J’aurai l’occasion d’ici là de détailler la méthode suivie et les modalités de ce lancement, et je rendrai compte au Parlement de la mise en œuvre du Pass. Il n’est donc pas nécessaire de prévoir la remise d’un rapport d’information à ce stade ».
Pour le groupe LR, Fabien Di Filippo a affirmé « que le Pass culture va être une mesure clientéliste comme les autres annoncées pendant la campagne présidentielle, je pense à celle sur la taxe d’habitation. On va donner 500 euros aux jeunes de dix-huit ans sans savoir où ils vont être utilisés, pour faire quoi, etc (…)
Pourquoi 500 euros à dix-huit ans, et pas à dix-neuf ans ? Cela confine vraiment au plus hasardeux des bricolages. C’est une des pires mesures de votre programme. Si vous voulez démocratiser l’accès à la culture, madame la ministre, il y a beaucoup de choses à faire en faveur des actions culturelles et en faveur du patrimoine. La direction que l’on prend est extrêmement inquiétante. Je pense que le seul public qui doit regarder cela avec gourmandise, ce sont les géants de l’internet ».

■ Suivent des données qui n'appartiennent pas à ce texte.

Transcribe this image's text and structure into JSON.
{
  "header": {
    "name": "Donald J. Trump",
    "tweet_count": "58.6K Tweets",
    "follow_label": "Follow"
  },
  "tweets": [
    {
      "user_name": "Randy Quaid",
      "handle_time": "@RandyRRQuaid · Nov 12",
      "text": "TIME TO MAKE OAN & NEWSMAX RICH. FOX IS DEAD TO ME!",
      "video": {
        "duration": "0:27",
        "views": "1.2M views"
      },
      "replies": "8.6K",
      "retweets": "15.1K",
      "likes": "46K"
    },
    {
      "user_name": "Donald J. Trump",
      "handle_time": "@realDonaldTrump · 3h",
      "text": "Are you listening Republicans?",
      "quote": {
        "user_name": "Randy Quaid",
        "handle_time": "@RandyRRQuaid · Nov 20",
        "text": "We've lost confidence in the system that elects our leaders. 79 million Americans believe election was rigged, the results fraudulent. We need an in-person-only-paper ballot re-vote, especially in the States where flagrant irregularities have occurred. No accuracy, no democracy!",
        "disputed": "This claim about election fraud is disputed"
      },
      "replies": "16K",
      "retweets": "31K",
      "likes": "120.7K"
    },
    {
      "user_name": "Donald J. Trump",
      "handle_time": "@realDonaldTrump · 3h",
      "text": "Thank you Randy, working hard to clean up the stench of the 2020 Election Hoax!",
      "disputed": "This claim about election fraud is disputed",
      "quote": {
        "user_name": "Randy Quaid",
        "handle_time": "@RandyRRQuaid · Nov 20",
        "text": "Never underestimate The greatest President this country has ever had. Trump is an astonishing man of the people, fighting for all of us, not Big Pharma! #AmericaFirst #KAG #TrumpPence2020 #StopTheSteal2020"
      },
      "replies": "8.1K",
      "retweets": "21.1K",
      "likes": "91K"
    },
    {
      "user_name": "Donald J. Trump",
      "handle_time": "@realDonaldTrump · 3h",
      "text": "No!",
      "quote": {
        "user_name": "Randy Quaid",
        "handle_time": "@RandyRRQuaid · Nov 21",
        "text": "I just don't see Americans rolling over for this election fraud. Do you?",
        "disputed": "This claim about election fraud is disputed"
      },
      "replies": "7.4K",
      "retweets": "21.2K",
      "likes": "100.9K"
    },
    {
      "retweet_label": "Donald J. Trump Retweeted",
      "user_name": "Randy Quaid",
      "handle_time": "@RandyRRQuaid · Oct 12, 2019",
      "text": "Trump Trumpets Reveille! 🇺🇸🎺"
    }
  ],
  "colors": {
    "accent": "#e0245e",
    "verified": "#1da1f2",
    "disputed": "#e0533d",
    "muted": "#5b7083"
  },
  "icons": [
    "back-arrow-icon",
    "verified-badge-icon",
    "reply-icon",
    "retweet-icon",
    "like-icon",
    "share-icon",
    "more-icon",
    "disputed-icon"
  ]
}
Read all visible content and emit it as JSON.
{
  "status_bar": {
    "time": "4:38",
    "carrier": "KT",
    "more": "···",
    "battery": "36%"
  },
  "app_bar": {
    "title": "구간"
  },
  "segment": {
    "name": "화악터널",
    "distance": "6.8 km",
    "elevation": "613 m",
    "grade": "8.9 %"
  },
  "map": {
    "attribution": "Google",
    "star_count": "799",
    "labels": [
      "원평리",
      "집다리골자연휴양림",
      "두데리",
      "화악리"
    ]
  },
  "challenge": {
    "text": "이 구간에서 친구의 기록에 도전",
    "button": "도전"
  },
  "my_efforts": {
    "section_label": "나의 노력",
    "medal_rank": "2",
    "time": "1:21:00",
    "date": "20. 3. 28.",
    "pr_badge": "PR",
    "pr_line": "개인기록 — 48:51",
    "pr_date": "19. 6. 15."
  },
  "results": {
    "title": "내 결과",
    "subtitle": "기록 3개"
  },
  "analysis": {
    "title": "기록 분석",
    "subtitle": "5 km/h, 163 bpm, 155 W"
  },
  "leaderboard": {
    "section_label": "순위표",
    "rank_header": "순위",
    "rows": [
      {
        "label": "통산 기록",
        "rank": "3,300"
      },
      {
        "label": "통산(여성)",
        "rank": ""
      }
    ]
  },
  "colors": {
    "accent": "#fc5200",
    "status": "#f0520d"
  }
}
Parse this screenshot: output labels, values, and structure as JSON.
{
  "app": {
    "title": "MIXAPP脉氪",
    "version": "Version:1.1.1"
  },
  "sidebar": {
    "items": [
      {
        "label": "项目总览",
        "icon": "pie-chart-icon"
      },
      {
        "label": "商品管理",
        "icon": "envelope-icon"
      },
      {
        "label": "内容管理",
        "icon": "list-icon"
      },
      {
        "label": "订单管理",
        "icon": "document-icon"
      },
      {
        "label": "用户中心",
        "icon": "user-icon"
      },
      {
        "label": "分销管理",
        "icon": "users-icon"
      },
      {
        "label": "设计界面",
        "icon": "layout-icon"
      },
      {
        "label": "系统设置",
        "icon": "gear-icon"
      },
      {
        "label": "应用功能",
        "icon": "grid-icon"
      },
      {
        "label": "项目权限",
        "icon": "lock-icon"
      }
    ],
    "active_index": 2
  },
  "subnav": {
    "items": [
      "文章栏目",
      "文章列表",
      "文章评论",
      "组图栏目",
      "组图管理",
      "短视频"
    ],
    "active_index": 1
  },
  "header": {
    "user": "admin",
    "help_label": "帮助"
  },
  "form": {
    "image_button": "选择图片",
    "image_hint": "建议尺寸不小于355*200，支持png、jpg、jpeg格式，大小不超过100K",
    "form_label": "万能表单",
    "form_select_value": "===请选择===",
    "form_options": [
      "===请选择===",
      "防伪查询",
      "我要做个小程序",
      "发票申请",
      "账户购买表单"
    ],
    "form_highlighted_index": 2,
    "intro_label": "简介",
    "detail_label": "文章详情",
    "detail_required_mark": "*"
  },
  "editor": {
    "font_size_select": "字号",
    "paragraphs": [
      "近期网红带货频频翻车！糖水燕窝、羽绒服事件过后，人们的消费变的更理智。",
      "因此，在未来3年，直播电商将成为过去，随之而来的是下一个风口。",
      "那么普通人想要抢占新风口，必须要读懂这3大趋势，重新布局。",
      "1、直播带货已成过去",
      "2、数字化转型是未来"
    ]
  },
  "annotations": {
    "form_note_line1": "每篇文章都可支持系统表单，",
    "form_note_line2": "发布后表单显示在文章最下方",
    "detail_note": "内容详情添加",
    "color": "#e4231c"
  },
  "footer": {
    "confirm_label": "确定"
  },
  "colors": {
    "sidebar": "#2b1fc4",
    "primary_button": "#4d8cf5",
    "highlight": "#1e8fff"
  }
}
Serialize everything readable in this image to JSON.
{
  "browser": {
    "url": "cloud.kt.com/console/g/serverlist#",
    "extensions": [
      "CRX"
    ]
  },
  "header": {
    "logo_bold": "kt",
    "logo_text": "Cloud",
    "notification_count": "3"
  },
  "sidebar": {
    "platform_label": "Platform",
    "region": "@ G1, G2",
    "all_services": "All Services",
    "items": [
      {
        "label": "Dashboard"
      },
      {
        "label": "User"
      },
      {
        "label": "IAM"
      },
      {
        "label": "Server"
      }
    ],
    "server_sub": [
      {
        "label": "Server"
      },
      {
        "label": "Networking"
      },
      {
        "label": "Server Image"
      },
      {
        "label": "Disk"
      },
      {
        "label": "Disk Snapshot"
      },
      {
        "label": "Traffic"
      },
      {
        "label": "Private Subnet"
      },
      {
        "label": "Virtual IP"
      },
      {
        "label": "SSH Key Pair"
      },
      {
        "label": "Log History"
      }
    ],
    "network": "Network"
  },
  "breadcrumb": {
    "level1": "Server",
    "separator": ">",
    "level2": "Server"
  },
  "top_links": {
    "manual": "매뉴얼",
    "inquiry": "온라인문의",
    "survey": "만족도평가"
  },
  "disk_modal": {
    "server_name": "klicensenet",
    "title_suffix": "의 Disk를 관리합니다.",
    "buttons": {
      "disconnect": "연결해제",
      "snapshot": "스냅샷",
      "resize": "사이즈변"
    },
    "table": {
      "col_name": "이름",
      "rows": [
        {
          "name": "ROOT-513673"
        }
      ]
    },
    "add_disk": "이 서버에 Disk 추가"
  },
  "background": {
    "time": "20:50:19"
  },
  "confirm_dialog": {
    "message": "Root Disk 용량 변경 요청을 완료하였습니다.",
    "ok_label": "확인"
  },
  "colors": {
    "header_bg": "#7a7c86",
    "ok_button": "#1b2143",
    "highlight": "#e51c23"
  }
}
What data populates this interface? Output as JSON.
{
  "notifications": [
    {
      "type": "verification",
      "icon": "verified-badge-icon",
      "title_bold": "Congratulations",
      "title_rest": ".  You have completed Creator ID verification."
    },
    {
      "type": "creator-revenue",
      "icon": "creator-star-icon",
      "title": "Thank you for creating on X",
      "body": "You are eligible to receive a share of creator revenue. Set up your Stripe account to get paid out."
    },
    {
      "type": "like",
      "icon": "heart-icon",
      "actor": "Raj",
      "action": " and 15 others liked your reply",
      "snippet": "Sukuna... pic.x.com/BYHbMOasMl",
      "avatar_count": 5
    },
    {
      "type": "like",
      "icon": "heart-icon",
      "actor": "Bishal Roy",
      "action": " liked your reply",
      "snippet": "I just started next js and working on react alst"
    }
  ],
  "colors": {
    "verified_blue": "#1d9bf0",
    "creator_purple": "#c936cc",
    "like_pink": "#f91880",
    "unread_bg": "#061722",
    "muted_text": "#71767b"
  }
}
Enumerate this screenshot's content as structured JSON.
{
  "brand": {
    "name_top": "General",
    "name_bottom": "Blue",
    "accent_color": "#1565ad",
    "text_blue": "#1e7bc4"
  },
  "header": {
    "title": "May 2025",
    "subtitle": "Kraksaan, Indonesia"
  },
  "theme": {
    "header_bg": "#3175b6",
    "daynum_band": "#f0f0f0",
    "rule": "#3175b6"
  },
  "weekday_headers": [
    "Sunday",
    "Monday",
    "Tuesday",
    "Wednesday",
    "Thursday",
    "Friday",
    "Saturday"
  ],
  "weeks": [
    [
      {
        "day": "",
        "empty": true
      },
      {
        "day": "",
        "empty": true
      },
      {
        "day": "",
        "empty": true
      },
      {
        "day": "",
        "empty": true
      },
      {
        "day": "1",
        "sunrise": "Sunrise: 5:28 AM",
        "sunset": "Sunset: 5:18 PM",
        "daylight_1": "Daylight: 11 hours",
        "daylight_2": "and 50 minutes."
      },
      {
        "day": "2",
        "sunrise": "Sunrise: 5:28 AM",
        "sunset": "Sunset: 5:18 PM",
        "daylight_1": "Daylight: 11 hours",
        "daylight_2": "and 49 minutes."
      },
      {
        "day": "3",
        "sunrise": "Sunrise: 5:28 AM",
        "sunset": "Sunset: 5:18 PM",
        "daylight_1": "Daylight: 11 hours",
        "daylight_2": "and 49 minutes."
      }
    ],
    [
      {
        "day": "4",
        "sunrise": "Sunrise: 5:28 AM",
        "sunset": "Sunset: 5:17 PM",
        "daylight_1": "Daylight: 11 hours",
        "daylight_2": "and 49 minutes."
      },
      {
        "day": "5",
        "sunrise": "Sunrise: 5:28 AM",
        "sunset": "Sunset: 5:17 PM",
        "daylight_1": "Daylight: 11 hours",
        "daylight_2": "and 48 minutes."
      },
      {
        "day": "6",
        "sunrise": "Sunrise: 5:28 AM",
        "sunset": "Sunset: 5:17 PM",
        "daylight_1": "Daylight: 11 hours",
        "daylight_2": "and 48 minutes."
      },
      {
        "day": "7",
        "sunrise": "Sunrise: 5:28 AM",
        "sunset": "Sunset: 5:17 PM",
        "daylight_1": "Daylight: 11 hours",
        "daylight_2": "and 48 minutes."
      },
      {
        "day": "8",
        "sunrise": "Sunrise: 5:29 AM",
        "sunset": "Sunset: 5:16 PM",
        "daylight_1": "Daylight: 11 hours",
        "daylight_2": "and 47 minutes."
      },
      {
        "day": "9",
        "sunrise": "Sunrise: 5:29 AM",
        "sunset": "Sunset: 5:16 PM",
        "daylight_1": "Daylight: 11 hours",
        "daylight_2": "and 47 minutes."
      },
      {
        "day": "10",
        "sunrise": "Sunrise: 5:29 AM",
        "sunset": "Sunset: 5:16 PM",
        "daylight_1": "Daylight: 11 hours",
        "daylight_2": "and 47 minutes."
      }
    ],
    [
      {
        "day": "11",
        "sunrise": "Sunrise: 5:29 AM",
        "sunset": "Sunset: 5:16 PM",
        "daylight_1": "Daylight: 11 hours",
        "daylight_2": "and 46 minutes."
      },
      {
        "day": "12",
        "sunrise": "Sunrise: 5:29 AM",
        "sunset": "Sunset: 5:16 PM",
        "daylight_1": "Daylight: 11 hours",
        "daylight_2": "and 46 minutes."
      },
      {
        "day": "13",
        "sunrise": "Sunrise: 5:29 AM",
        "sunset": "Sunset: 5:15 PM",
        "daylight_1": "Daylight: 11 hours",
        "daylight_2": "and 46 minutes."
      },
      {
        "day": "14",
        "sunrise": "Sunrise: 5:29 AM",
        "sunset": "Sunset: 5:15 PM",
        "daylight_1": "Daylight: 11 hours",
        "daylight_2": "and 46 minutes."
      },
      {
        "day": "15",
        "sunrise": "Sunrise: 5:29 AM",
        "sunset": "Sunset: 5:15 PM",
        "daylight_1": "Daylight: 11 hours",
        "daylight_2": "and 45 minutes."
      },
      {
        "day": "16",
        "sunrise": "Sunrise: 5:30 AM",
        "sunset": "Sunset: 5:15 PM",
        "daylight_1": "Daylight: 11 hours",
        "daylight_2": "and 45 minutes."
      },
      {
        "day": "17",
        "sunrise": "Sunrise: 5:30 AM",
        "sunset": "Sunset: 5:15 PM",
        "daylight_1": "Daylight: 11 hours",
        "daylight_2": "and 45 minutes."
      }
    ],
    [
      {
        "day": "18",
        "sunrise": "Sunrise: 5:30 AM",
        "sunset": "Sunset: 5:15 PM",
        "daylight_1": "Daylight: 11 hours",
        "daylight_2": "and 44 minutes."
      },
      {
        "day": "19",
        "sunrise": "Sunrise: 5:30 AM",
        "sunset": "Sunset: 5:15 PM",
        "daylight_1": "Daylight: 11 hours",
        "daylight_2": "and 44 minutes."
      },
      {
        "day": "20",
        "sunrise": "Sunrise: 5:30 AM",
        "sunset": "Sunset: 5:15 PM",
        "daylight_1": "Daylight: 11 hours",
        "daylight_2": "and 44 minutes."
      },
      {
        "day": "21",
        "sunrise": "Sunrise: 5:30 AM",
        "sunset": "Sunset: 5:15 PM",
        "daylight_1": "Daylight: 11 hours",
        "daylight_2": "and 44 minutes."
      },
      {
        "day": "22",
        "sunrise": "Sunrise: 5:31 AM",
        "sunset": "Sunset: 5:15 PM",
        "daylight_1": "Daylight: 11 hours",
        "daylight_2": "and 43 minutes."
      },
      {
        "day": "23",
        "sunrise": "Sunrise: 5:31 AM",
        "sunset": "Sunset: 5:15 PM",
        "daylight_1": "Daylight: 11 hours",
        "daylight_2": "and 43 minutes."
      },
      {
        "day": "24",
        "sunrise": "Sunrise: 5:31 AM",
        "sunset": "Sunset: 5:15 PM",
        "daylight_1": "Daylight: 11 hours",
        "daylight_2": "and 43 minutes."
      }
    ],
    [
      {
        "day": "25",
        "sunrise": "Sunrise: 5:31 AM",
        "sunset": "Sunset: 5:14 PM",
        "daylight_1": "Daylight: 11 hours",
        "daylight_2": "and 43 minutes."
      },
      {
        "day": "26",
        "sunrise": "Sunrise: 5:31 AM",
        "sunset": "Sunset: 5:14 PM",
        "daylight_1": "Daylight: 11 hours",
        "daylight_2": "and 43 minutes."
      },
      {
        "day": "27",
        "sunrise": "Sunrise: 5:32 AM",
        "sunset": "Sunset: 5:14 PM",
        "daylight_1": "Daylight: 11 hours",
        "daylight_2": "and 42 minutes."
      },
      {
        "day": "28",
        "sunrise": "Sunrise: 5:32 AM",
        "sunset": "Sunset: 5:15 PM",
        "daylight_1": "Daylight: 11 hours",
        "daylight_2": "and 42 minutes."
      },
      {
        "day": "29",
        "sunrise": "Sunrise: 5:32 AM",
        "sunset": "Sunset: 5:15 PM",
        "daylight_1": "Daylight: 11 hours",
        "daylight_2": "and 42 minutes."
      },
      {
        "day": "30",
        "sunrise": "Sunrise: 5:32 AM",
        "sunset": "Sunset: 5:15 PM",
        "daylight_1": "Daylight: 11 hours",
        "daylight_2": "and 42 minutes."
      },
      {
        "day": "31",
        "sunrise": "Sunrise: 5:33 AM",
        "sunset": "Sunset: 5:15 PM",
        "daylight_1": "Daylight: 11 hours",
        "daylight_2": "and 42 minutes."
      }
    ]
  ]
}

Les amendements ont été rejetés.
Les crédits des missions Culture et Médias ont été adoptés sans modifications, mis à part un amendement du gouvernent sur la mission Culture, adopté afin de porter à 2,7 M€ la contribution du ministère de la culture au financement du Bureau export de la musique française (Burex), soit une nouvelle augmentation de 500 000 €.